What’s more impressive is that the Cohesity Data Platform has MapReduce natively built in. Cohesity Clusters make it possible for even the most complex MapReduce computations to run natively within the Cohesity Data Platform, never requiring external compute or data migrations that are typical with Hadoop-like analytics implementations.

Illuminate Your Data

In tandem with the built-in analytics features, users can take advantage of Cohesity’s Analytics WorkBench (AWB). AWB is an interface for easily creating precise analytics jobs across a large dataset.

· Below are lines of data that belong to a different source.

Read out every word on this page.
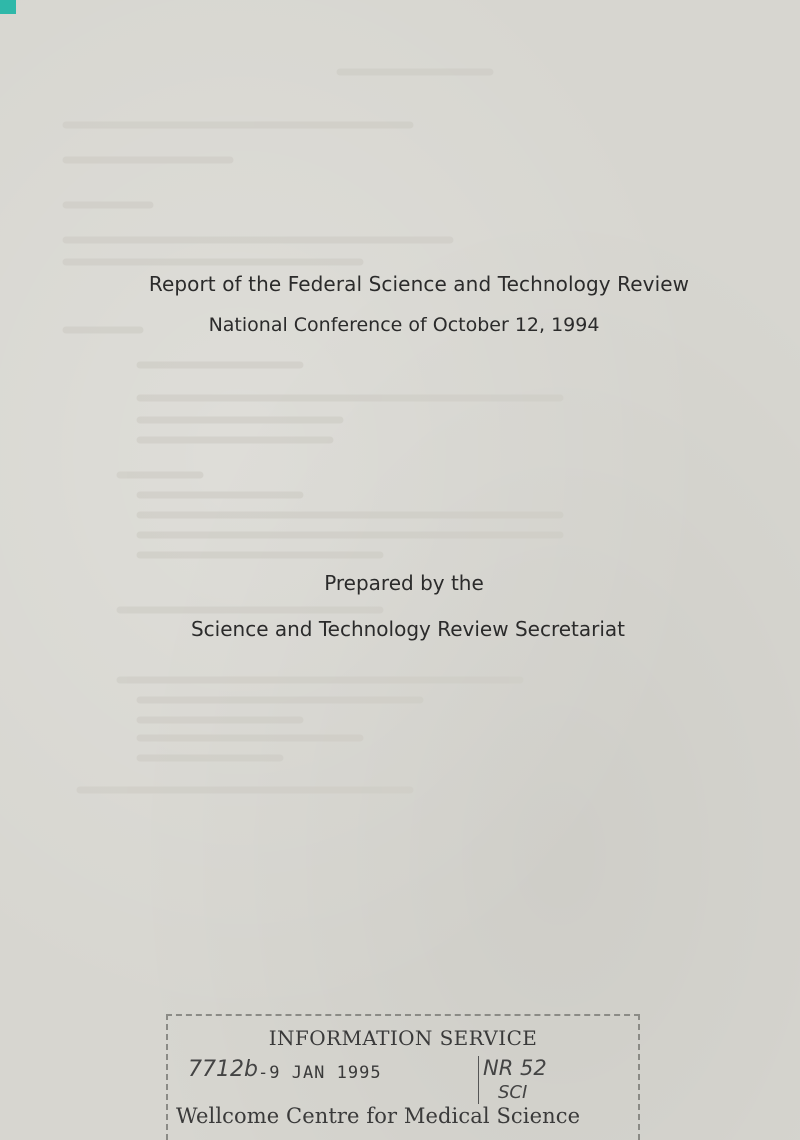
Report of the Federal Science and Technology Review
National Conference of October 12, 1994

Prepared by the

Science and Technology Review Secretariat

INFORMATION SERVICE
7712b -9 JAN 1995	NR 52
SCI
Wellcome Centre for Medical Science
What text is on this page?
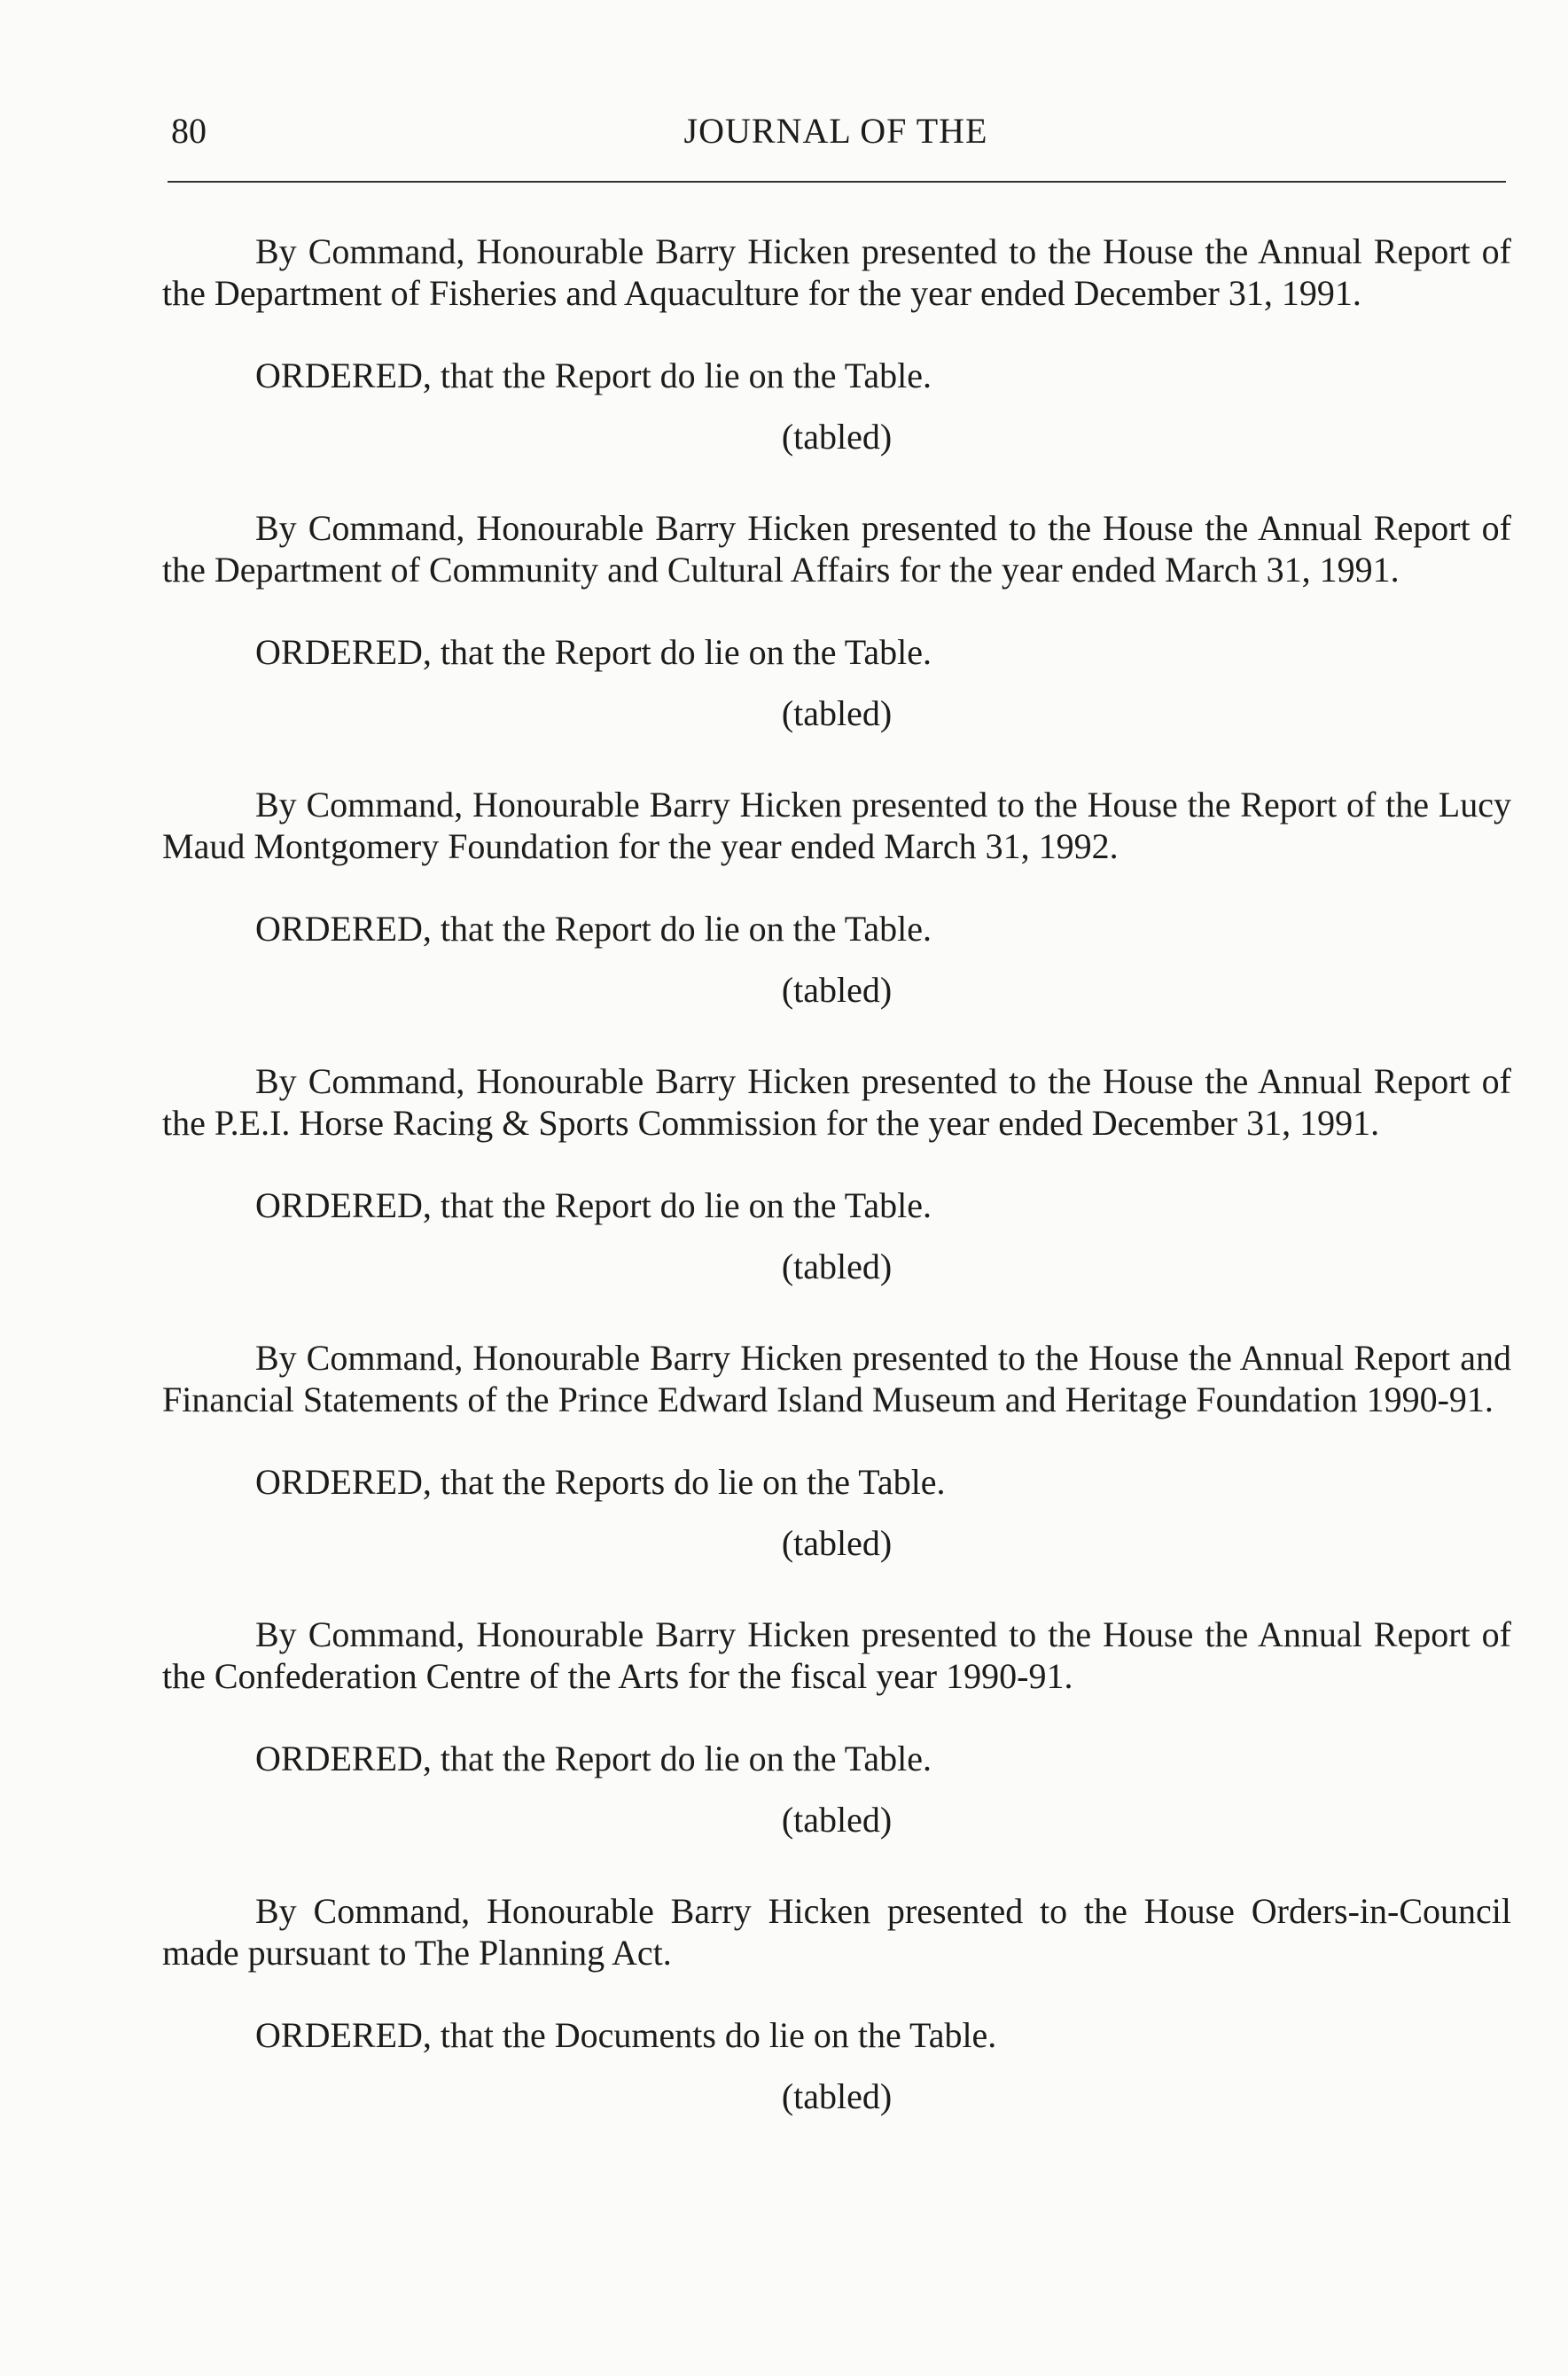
80	JOURNAL OF THE

By Command, Honourable Barry Hicken presented to the House the Annual Report of the Department of Fisheries and Aquaculture for the year ended December 31, 1991.

ORDERED, that the Report do lie on the Table.

(tabled)

By Command, Honourable Barry Hicken presented to the House the Annual Report of the Department of Community and Cultural Affairs for the year ended March 31, 1991.

ORDERED, that the Report do lie on the Table.

(tabled)

By Command, Honourable Barry Hicken presented to the House the Report of the Lucy Maud Montgomery Foundation for the year ended March 31, 1992.

ORDERED, that the Report do lie on the Table.

(tabled)

By Command, Honourable Barry Hicken presented to the House the Annual Report of the P.E.I. Horse Racing & Sports Commission for the year ended December 31, 1991.

ORDERED, that the Report do lie on the Table.

(tabled)

By Command, Honourable Barry Hicken presented to the House the Annual Report and Financial Statements of the Prince Edward Island Museum and Heritage Foundation 1990-91.

ORDERED, that the Reports do lie on the Table.

(tabled)

By Command, Honourable Barry Hicken presented to the House the Annual Report of the Confederation Centre of the Arts for the fiscal year 1990-91.

ORDERED, that the Report do lie on the Table.

(tabled)

By Command, Honourable Barry Hicken presented to the House Orders-in-Council made pursuant to The Planning Act.

ORDERED, that the Documents do lie on the Table.

(tabled)
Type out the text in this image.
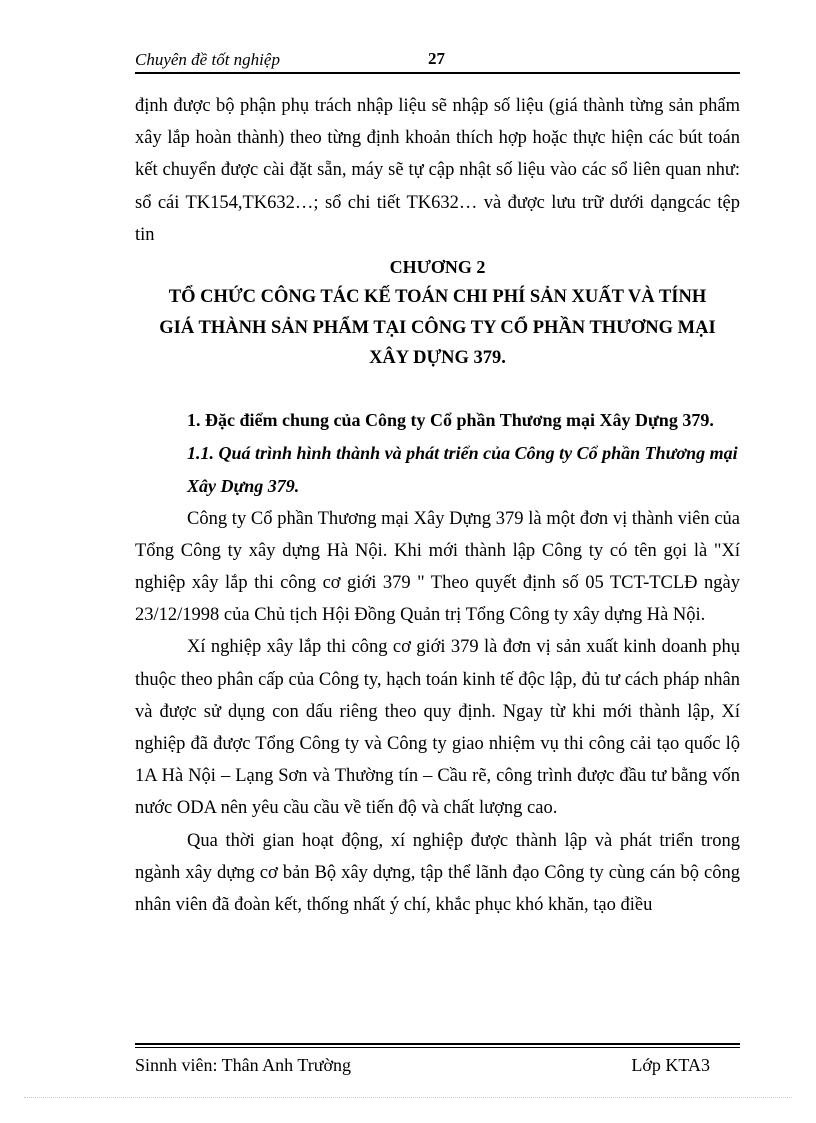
Chuyên đề tốt nghiệp	27

định được bộ phận phụ trách nhập liệu sẽ nhập số liệu (giá thành từng sản phẩm xây lắp hoàn thành) theo từng định khoản thích hợp hoặc thực hiện các bút toán kết chuyển được cài đặt sẵn, máy sẽ tự cập nhật số liệu vào các sổ liên quan như: sổ cái TK154,TK632…; sổ chi tiết TK632… và được lưu trữ dưới dạngcác tệp tin

CHƯƠNG 2

TỔ CHỨC CÔNG TÁC KẾ TOÁN CHI PHÍ SẢN XUẤT VÀ TÍNH

GIÁ THÀNH SẢN PHẨM TẠI CÔNG TY CỔ PHẦN THƯƠNG MẠI

XÂY DỰNG 379.

1. Đặc điểm chung của Công ty Cổ phần Thương mại Xây Dựng 379.

1.1. Quá trình hình thành và phát triển của Công ty Cổ phần Thương mại Xây Dựng 379.

Công ty Cổ phần Thương mại Xây Dựng 379 là một đơn vị thành viên của Tổng Công ty xây dựng Hà Nội. Khi mới thành lập Công ty có tên gọi là "Xí nghiệp xây lắp thi công cơ giới 379 " Theo quyết định số 05 TCT-TCLĐ ngày 23/12/1998 của Chủ tịch Hội Đồng Quản trị Tổng Công ty xây dựng Hà Nội.

Xí nghiệp xây lắp thi công cơ giới 379 là đơn vị sản xuất kinh doanh phụ thuộc theo phân cấp của Công ty, hạch toán kinh tế độc lập, đủ tư cách pháp nhân và được sử dụng con dấu riêng theo quy định. Ngay từ khi mới thành lập, Xí nghiệp đã được Tổng Công ty và Công ty giao nhiệm vụ thi công cải tạo quốc lộ 1A Hà Nội – Lạng Sơn và Thường tín – Cầu rẽ, công trình được đầu tư bằng vốn nước ODA nên yêu cầu cầu về tiến độ và chất lượng cao.

Qua thời gian hoạt động, xí nghiệp được thành lập và phát triển trong ngành xây dựng cơ bản Bộ xây dựng, tập thể lãnh đạo Công ty cùng cán bộ công nhân viên đã đoàn kết, thống nhất ý chí, khắc phục khó khăn, tạo điều

Sinnh viên: Thân Anh Trường	Lớp KTA3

Here are some examples of the way illuminating data with MapReduce and AWB might provide real value to a business:

  • eDiscovery: Rapid content analysis to find relevant case information for legal requests or holds.
  • Compliance: Ensure compliance with Personally Identifiable Information (PII) requirements with Cluster-wide content scans for names, phone numbers, and credit card information that may have been stored in clear text.
  • Threat Analysis: Log correlation across disparate packet capture solutions to identify potential threats or origin of a security breach.

Final Thoughts

As I mentioned in the disclosure, this post is based on observations I made while attending Tech Field Day 12. If you’d like to see all of the presentations from the event, they’re all freely available for your viewing pleasure on the event page. Also, this specific post is based on Cohesity’s CEO Mohit Aron’s opening remarks in Cohesity Strategy & Vision with Mohit Aron. A few of my fellow delegates wrote about Cohesity as well; here are links to their articles:

Although we talked about quite a few different things with Cohesity at TFD12, this topic caught my attention because there’s a distinct lack of ability to do this sort of analytics in most organizations today, at least without a lot of overhead. A solution that I LOVE from a technical standpoint, DataGravity, aims to do some of these same sorts of in-place analytics for primary storage. Unfortunately, they’ve been pretty quiet lately and seem to be working some kinks out without being too vocal about it. Hopefully they’ll right the ship and be front and center in the near future; I love the concept they’re working with.